HHAHAHA that's so cool  good manners you have taught her there


----------



## MeanDonnaJean (Dec 3, 2011)

Annie said:


> Zoey may know how to lock herself in but sounds like she's too smart to do it!


I agree. Either that or she's just too darn lazy to and figures "ah, what the heck, I know MOM will do it for me"....just like my non-feathered kids used to do ;-)

Yep, I know, its my fault. I spoiled 'em ALL


----------



## MeanDonnaJean (Dec 3, 2011)

Codyandme1 said:


> good manners you have taught her there


Thank you kindly, but I wish I could take the credit. I think it was more like pure sheer luck that it happened that way. I DO work with her almost on a daily basis tho, and she really IS turnin' out to be a great student. 

Today we practiced the "turn around" trick for the very first time, and she did it **** near every time.

We're gonna work on recognizin' colors in the near future. I'm REAL excited about that one!


----------



## MeanDonnaJean (Dec 3, 2011)

Codyandme1 said:


> Yeah she! It's not very clear but she says it! Some females are great at talking but on the other hand some may never mutter a word. Try her and find out


I most certainly will! I'm lookin' very much forward to it.

Would ya happen to have any tips for me?


----------



## Codyandme1 (Sep 14, 2011)

Well, I'm not an expert but make sure to keep your tone the same every time you say it and use enthusiasm, birds like that, that's how so many birds learn to swear 
I wouldn't recommend leaving a tape on all day, as after awhile birds seem to lose interest in the same repetitive noise they hear Over and Over again, well that's what happened with Cody but your bird might be different.

Lol, sometimes you will hear them practicing in their cage, I find If you want to teach them hello say it when you walk into the room and bye when you leave, they will say hello when they see you and bye when your leaving which I think is SO cute... Arh... I'm waffling ... Well I hope this helped and good luck


----------



## Codyandme1 (Sep 14, 2011)

MeanDonnaJean said:


> Thank you kindly, but I wish I could take the credit. I think it was more like pure sheer luck that it happened that way. I DO work with her almost on a daily basis tho, and she really IS turnin' out to be a great student.
> 
> Today we practiced the "turn around" trick for the very first time, and she did it **** near every time.
> 
> We're gonna work on recognizin' colors in the near future. I'm REAL excited about that one!

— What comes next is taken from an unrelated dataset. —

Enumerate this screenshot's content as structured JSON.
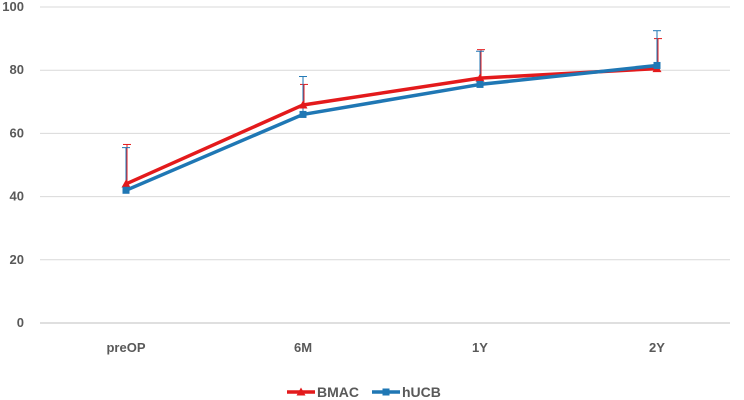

Cody can turn around, it's really easy to teach, 

I tried to teach Cody colours but every time I showed her red, blue green or yellow(doesn't leave many other colours :/ ) she got so dam scared that I felt mean to push her on, I'm teaching her to jump through a ring though and it's working


----------



## Annie (Nov 20, 2009)

Hey, MeanDonnaJean and Codyandme1, can you please tell me how you trained your tiel to do the turnaround trick? I tried to teach Sunny but was not successful (I blame it on my inability to teach it of course) . I learned from a parrots' tricks book that you use millet or whatever they like to entice them (and gradually take it higher and higher until your tiel can do it without any millet at all), and I was using millet to get her to turn around, and she would do it only to follow the millet, but when I lifted it higher she would not do it. I would say "turnaround" every single time until I was almost saying it in my sleep but still with no success. Any advice from you would be appreciated. Thanks!


----------



## lperry82 (Aug 2, 2010)

Lucky and cookie will give me a kiss if i ask for one or lucky will give me one if she has been naughty (chewing the walls)

Stumpy has learned luckys mating noise 

Peachy has learned if mommy is in the kitchen long enough she will look at me and if she sees food she will scream and scream untill i give her some food 
(if im not quick enough she will try and fly to me)


----------



## xoxsarahxox (Dec 13, 2010)

Cupid says "pretty bird" and he can wolf whistle and does many other random whistles and noises. He will fly to me when I whistle at him( I didnt teach him to he just likes whistling). 

Aero has her own version of the wolf whistle which she happily makes while shes mating with stuff.

Id love to teach them other tricks like waving or spinning around etc but neither I nor the birds have the patience or attention span to do that.


----------



## Codyandme1 (Sep 14, 2011)

Hi Annie, well that is the way I taught Cody, using a treat to entice her around in a circle, but I had to hold the treat literally right in front of her beak for quite a few days and very slowly( I mean very) put the treat just above/in front of her head, make sure she can still see the treat, and practice that for a day or 2, and take it from there, 

I remember the first time I tried It with Cody, it was hard to keep calm,(she is very frustrating sometimes ), I think it helped if she wasn't anywhere near her cage, also if Cody was to low down or high up it would cause problems, make sure your in a quiet and not very distracting room or place,

Well, give it another try and good luck


----------